The GI index of a food can be influenced by several factors:


1. How much cooking or processing of the food has been done. Both can disrupt the cell structure within the food and can increase the GI index. For example, a hot potato has a higher GI than a cold potato, due to cell breakdown when hot, and subsequent reformation of the cell structure when cold. Also, in the case of grains, if their fibrous coat is intact, this coat acts as a physical barrier and slows down digestion (the enzymes which break down the starch cannot get into the starch as easily).
2. Content and interactions of fructose, lactose, protein or fat.  All slow down the blood glucose response.



3. Food absorption blocked by “antinutrients”: e.g. phytates in wholegrain foods slow down the blood glucose response.


CHO-rich foods are given a GI index value up to 100:

  • High GI: >70
  • Moderate GI: 55 – 70
  • Low GI: <55



Low Glycaemic Index Foods
Slow release CHOs (GI <55):


  • All Bran, rice bran, rolled oats, barley bran
  • Pumpernickel, rye, fruit loaf, mixed grain bread and crispbreads, oat based breads
  • Spaghetti, pasta, Basmati rice
  • Apples, pears, firm bananas, grapefruit, peaches, oranges, plums, cherries
  • Sweet potato, sweet corn
  • Lentils, kidney beans, chick peas, butter beans, haricot beans, black-eye peas, baked beans
  • Milk, yoghurt, custard, low fat ice cream, chocolate

Moderate Glycaemic Index Foods
Medium release CHOs (GI 55-70): 

  • Crumpets, pita bread, Nutrigrain, arrowroot biscuits, Ryvita, Mini-Wheats, Vita-Brits, one minute oats
  • Ripe bananas, mangoes, pineapple, sultanas, new potatoes, orange juice, beetroot, broad beans
  • Pastry, cous cous, taco shells
  • Regular ice cream

High Glycaemic Index Foods
Fast release CHOs (GI >70):


  • White bread, wholemeal bread, bagels, scones, pre-split muffins, rice cakes
  • Coco Pops, Cornflakes, Rice Bubbles, Weet-Bix
  • White rice, brown rice
  • Parsnip, potatoes, watermelon
  • Pretzels, potato chips, morning coffee biscuits, jelly beans
  • Glucose, sports drinks


The longer it takes to be digested and absorbed, the lower the GI of a food. This information is particularly relevant for both weight management and sporting activity.


The GI and Sports Performance


Sports performance can be assisted with knowledge of the GI. It is advisable to consume low GI foods as part of the pre-event meal, as CHO are released slowly into the blood stream.


Unfortunately not all athletes can tolerate low GI foods right before exercise. This is because the fibre, fructose or lactose can slow digestion too much. Combine this with a little nerves and it can cause abdominal issues including diarrhoea and cramps.

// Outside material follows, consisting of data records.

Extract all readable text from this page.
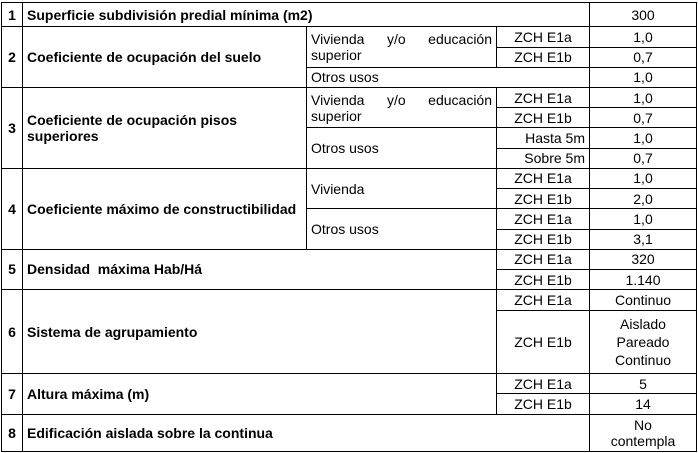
1	Superficie subdivisión predial mínima (m2)			300
2	Coeficiente de ocupación del suelo	Vivienda y/o educación superior	ZCH E1a	1,0
			ZCH E1b	0,7
		Otros usos		1,0
3	Coeficiente de ocupación pisos superiores	Vivienda y/o educación superior	ZCH E1a	1,0
			ZCH E1b	0,7
		Otros usos	Hasta 5m	1,0
			Sobre 5m	0,7
4	Coeficiente máximo de constructibilidad	Vivienda	ZCH E1a	1,0
			ZCH E1b	2,0
		Otros usos	ZCH E1a	1,0
			ZCH E1b	3,1
5	Densidad  máxima Hab/Há		ZCH E1a	320
			ZCH E1b	1.140
6	Sistema de agrupamiento		ZCH E1a	Continuo
			ZCH E1b	Aislado
Pareado
Continuo

7	Altura máxima (m)		ZCH E1a	5
			ZCH E1b	14
8	Edificación aislada sobre la continua			No
contempla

An athlete would need to consume some foods and fluids with a high GI during exercise to help boost energy levels. This would also help delay fatigue. After exercise, consuming high GI foods help to quickly refuel glycogen stores. There is no point consuming a low GI food with half an hour of competition remaining!!


Rebound Hypoglycaemia
 If blood glucose drops below normal baseline levels after consuming CHO, then Rebound Hypoglycaemia occurs. Some athletes who consume glucose 30 minutes before exercise seem to have trouble maintaining a high intensity of exercise. This is because when CHO is consumed, insulin levels increase. Some athletes more than others.

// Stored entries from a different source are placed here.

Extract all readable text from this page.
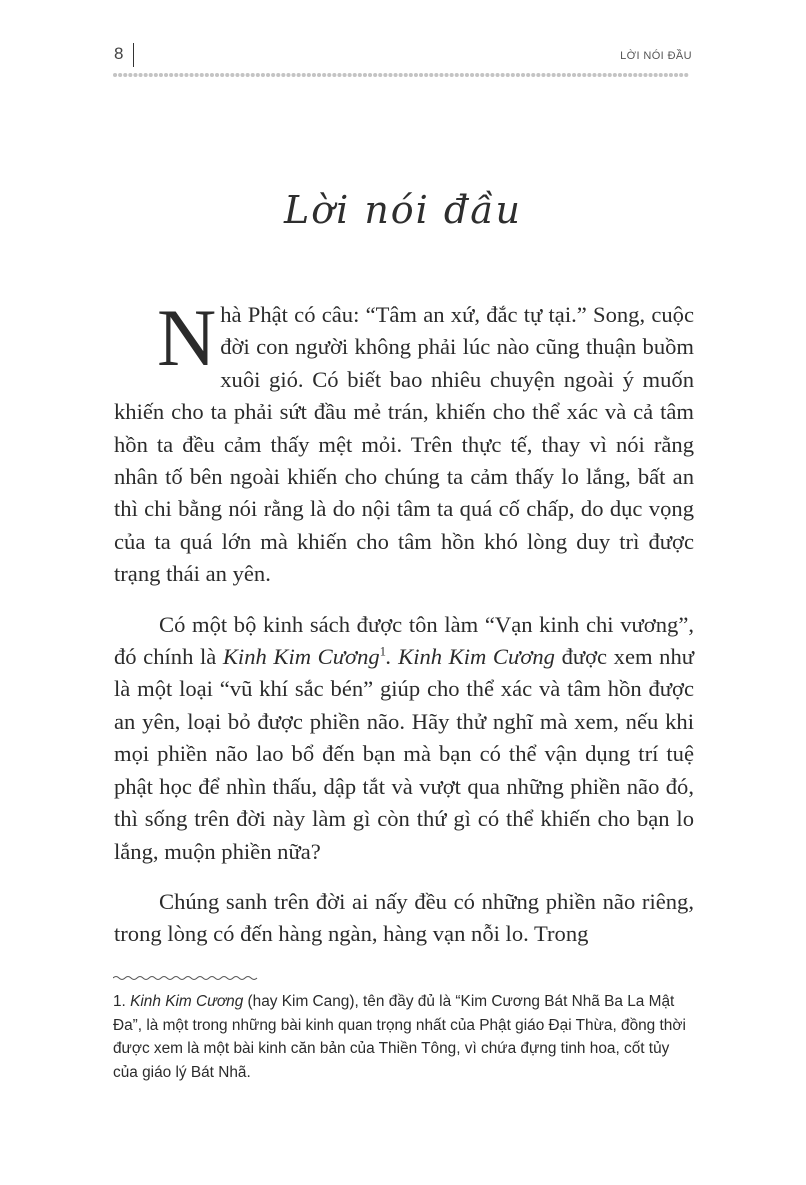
8	LỜI NÓI ĐẦU
Lời nói đầu

Nhà Phật có câu: “Tâm an xứ, đắc tự tại.” Song, cuộc đời con người không phải lúc nào cũng thuận buồm xuôi gió. Có biết bao nhiêu chuyện ngoài ý muốn khiến cho ta phải sứt đầu mẻ trán, khiến cho thể xác và cả tâm hồn ta đều cảm thấy mệt mỏi. Trên thực tế, thay vì nói rằng nhân tố bên ngoài khiến cho chúng ta cảm thấy lo lắng, bất an thì chi bằng nói rằng là do nội tâm ta quá cố chấp, do dục vọng của ta quá lớn mà khiến cho tâm hồn khó lòng duy trì được trạng thái an yên.

Có một bộ kinh sách được tôn làm “Vạn kinh chi vương”, đó chính là Kinh Kim Cương$^1$. Kinh Kim Cương được xem như là một loại “vũ khí sắc bén” giúp cho thể xác và tâm hồn được an yên, loại bỏ được phiền não. Hãy thử nghĩ mà xem, nếu khi mọi phiền não lao bổ đến bạn mà bạn có thể vận dụng trí tuệ phật học để nhìn thấu, dập tắt và vượt qua những phiền não đó, thì sống trên đời này làm gì còn thứ gì có thể khiến cho bạn lo lắng, muộn phiền nữa?

Chúng sanh trên đời ai nấy đều có những phiền não riêng, trong lòng có đến hàng ngàn, hàng vạn nỗi lo. Trong

1. Kinh Kim Cương (hay Kim Cang), tên đầy đủ là “Kim Cương Bát Nhã Ba La Mật Đa”, là một trong những bài kinh quan trọng nhất của Phật giáo Đại Thừa, đồng thời được xem là một bài kinh căn bản của Thiền Tông, vì chứa đựng tinh hoa, cốt tủy của giáo lý Bát Nhã.
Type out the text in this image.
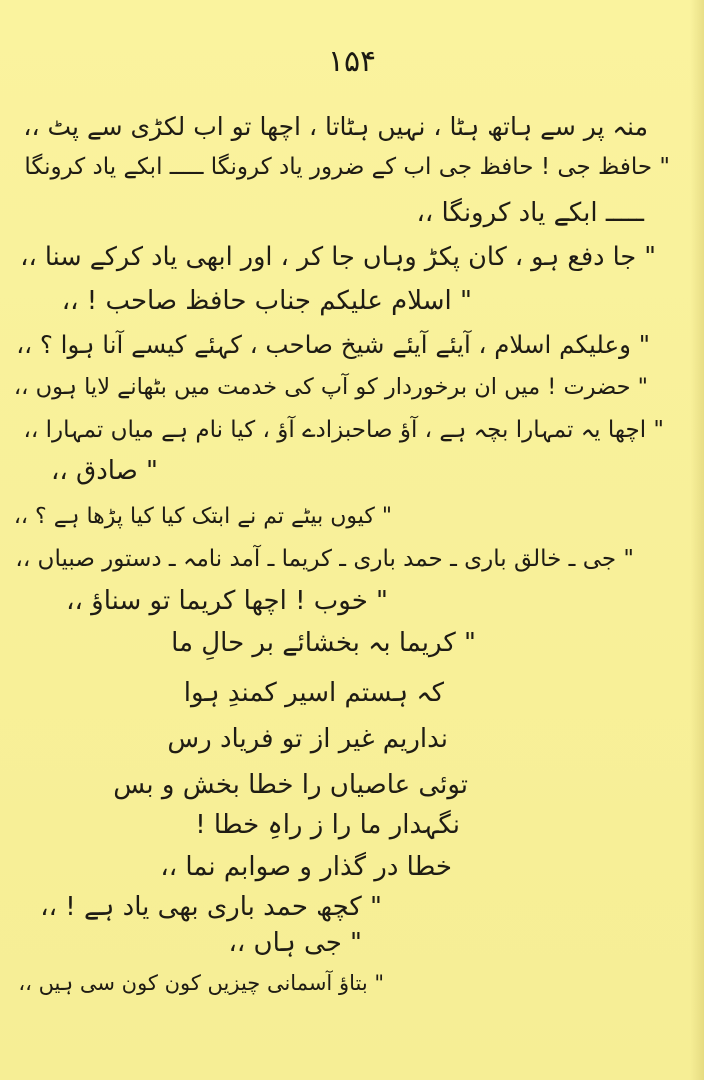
۱۵۴
منہ پر سے ہاتھ ہٹا ، نہیں ہٹاتا ، اچھا تو اب لکڑی سے پٹ ،،
" حافظ جی ! حافظ جی اب کے ضرور یاد کرونگا ـــــ ابکے یاد کرونگا
ـــــ ابکے یاد کرونگا ،،
" جا دفع ہو ، کان پکڑ وہاں جا کر ، اور ابھی یاد کرکے سنا ،،
" اسلام علیکم جناب حافظ صاحب ! ،،
" وعلیکم اسلام ، آیئے آیئے شیخ صاحب ، کہئے کیسے آنا ہوا ؟ ،،
" حضرت ! میں ان برخوردار کو آپ کی خدمت میں بٹھانے لایا ہوں ،،
" اچھا یہ تمہارا بچہ ہے ، آؤ صاحبزادے آؤ ، کیا نام ہے میاں تمہارا ،،
" صادق ،،
" کیوں بیٹے تم نے ابتک کیا کیا پڑھا ہے ؟ ،،
" جی ـ خالق باری ـ حمد باری ـ کریما ـ آمد نامہ ـ دستور صبیاں ،،
" خوب ! اچھا کریما تو سناؤ ،،
" کریما بہ بخشائے بر حالِ ما
کہ ہستم اسیر کمندِ ہوا
نداریم غیر از تو فریاد رس
توئی عاصیاں را خطا بخش و بس
نگہدار ما را ز راہِ خطا !
خطا در گذار و صوابم نما ،،
" کچھ حمد باری بھی یاد ہے ! ،،
" جی ہاں ،،
" بتاؤ آسمانی چیزیں کون کون سی ہیں ،،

Once insulin increases, fat oxidation decreases, so there is an increased dependance on CHO. The increased use of CHO causes a slight drop in blood glucose levels.

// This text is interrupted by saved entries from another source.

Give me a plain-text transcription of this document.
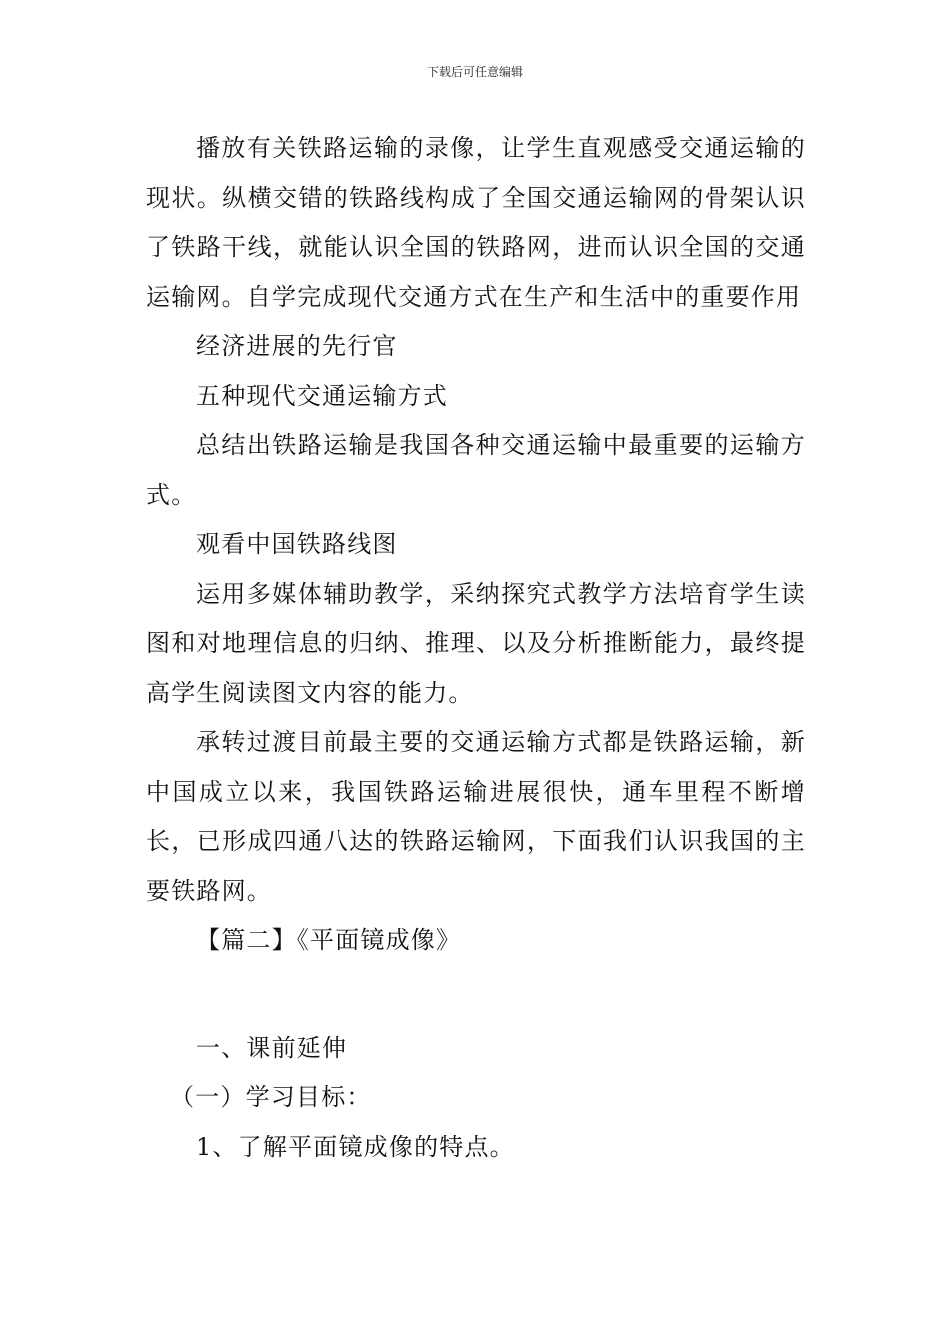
下载后可任意编辑

播放有关铁路运输的录像，让学生直观感受交通运输的现状。纵横交错的铁路线构成了全国交通运输网的骨架认识了铁路干线，就能认识全国的铁路网，进而认识全国的交通运输网。自学完成现代交通方式在生产和生活中的重要作用

经济进展的先行官

五种现代交通运输方式

总结出铁路运输是我国各种交通运输中最重要的运输方式。

观看中国铁路线图

运用多媒体辅助教学，采纳探究式教学方法培育学生读图和对地理信息的归纳、推理、以及分析推断能力，最终提高学生阅读图文内容的能力。

承转过渡目前最主要的交通运输方式都是铁路运输，新中国成立以来，我国铁路运输进展很快，通车里程不断增长，已形成四通八达的铁路运输网，下面我们认识我国的主要铁路网。

【篇二】《平面镜成像》

一、课前延伸

（一）学习目标：

1、了解平面镜成像的特点。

This drop is generally rectified within 30 minutes of exercise and is rarely noticed by the athlete. The benefit of the extra CHO outweighs this blood decrease.


All studies since the discovery of Rebound Hypoglycaemia have found that CHO before exercise helps performance, or has little effect.


Yes, there are some athletes that react negatively to CHO before exercise. In these athletes, blood glucose leves reduces quickly. Symptoms including feeling shaky, clammy and light-headed can be felt. To avoid this, these athletes should try low GI foods before exercise to avoid a large hike in blood glucose levels. They should also do a few high intensity sprints to prompt the liver to release glucose into the blood.